Turbulent mixing in a non-magnetic corona: physical and numerical factors

Astronomy and Astrophysics, vol 365, p. 228-240

R. Grappin, J. Léorat


Abstract

We study the shear instability and turbulent mixing of radial streams originating in thermal inhomogeneities of a non-magnetic corona, by solving the time-dependent solution of the axisymmetric Navier-Stokes equations within a central gravitational field and polytropic index unity. Cold regions lead to cold wakes, which can become unstable and eventually lead to turbulent mixing (Grappin et al., 1997).

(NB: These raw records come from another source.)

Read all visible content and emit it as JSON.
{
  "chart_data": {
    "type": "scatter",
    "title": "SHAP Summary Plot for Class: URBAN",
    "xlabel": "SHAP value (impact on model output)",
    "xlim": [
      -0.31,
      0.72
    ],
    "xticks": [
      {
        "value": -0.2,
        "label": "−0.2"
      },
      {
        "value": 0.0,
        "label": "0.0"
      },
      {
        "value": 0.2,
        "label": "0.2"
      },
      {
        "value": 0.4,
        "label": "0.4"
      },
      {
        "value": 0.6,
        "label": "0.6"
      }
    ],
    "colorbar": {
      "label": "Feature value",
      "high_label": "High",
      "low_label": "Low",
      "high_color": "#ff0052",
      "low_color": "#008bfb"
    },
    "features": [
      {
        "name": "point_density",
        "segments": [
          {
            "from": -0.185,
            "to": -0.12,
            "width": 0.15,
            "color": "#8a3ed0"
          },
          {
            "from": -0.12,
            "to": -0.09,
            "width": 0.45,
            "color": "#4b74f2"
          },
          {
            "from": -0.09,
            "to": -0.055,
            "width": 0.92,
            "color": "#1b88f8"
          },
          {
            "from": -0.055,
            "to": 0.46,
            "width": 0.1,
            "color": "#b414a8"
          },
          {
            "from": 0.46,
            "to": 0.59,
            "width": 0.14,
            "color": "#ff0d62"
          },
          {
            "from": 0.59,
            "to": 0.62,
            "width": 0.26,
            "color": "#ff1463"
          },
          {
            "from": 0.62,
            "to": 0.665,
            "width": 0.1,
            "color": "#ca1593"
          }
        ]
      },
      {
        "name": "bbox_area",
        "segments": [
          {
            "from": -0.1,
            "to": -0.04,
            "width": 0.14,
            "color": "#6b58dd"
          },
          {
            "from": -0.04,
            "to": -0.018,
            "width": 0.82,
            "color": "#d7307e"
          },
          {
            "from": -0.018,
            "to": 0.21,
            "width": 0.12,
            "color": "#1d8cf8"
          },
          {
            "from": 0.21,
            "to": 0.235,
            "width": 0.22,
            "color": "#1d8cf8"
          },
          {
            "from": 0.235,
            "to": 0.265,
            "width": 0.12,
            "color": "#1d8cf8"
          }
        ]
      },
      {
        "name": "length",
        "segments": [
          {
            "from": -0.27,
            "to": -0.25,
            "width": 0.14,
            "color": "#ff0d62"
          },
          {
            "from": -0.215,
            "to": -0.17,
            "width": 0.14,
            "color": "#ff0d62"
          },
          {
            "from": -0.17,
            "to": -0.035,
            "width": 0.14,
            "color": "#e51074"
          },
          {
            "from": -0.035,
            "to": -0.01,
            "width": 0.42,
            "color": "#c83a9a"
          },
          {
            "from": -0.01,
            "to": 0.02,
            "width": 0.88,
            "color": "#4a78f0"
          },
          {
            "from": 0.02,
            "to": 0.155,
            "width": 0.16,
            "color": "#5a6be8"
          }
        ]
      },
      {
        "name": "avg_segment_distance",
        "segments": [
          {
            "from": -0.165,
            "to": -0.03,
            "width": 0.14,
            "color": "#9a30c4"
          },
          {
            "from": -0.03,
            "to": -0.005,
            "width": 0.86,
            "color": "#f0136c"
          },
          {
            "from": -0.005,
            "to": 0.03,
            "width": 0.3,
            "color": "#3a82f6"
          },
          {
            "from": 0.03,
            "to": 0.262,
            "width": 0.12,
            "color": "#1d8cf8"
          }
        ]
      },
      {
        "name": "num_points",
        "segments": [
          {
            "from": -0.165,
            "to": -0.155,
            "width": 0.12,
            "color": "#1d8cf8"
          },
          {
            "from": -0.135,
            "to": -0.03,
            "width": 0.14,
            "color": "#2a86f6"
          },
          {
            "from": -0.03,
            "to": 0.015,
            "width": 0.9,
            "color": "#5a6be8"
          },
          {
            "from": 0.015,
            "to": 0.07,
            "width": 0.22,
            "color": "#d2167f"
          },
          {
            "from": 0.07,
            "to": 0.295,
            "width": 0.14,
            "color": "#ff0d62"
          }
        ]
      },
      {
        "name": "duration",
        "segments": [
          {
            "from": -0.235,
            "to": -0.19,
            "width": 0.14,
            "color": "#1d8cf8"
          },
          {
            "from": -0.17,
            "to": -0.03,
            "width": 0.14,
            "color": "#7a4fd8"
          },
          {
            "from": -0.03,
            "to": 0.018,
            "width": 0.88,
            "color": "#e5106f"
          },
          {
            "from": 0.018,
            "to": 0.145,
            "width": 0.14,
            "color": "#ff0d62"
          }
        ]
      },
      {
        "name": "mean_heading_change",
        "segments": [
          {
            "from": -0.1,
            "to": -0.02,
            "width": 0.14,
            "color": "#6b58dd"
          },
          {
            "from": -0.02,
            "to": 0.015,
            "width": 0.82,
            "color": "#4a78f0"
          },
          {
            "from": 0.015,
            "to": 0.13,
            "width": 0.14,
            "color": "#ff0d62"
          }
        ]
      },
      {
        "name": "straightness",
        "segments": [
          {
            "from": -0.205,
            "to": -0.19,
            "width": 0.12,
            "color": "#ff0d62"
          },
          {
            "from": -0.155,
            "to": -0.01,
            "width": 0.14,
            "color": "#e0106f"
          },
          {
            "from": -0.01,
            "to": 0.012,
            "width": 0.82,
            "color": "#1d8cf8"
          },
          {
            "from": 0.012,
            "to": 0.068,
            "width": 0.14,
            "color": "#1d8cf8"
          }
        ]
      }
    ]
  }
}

The aim of this work is to understand the conditions for the development of the instability, which in many aspects is close to the standard Kelvin-Helmholtz instability, but in which several features specific to the solar wind intervene. A prerequisite is to reach high enough Reynolds number, i.e., to reduce damping, compared to molecular viscous damping, without generating spurious noise (mainly Gibbs effect) which could trigger artificially the instability. This is achieved here via a nonlinear filtering scheme, first developed here on the simpler problem of shock formation (Burgers equation), and then applied to shear flows. We conclude that cold wakes generated by cold regions in the corona are made unstable by the pinching effect of surrounding hotter streams. This effect is extremely sensitive to the mean temperature, because the pinching effect is.